López Obrador, kömürlü termik santralleri yeniden faaliyete geçirdi, yeni yenilenebilir enerji projelerini durdurdu, devlete ait bir petrol rafinerisi inşa etmek için milyarlar harcadı ve Meksika’nın elektrik şirketinin, büyük ölçüde ham petrolle beslenen devlet tarafından işletilen santrallerden daha fazla güç almasını gerektirecek yasayı zorladı. kömür.
Rice Üniversitesi’nden Payan, politikalarının, temiz enerjiye tarihi yatırımlar için bastıran ve ulusu ve dünyayı fosil yakıtlardan vazgeçirmeye çalışan Biden’ınkinden daha farklı olamayacağını söyledi.

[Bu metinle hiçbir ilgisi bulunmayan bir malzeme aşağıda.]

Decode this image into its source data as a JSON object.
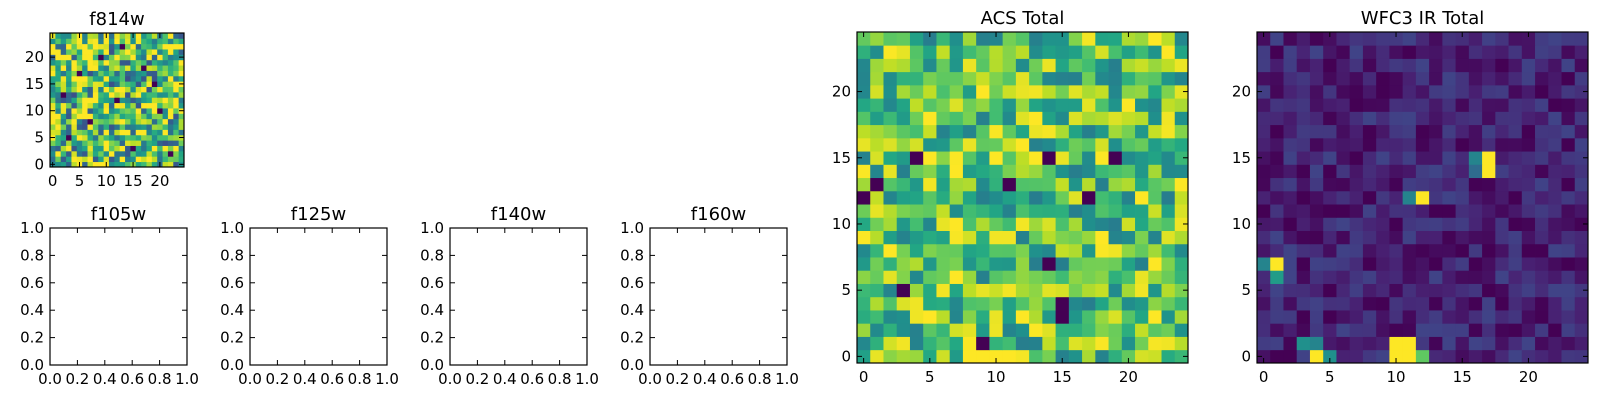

Payan, “Biden yönetimi iklim değişikliğiyle mücadele konusunda çok kararlı” dedi. “Ve bence Meksika da bunun bir parçası olmalı.”
Washington’daki Times yazarı Tracy Wilkinson ve Mexico City’deki özel muhabir Cecilia Sánchez bu rapora katkıda bulundu.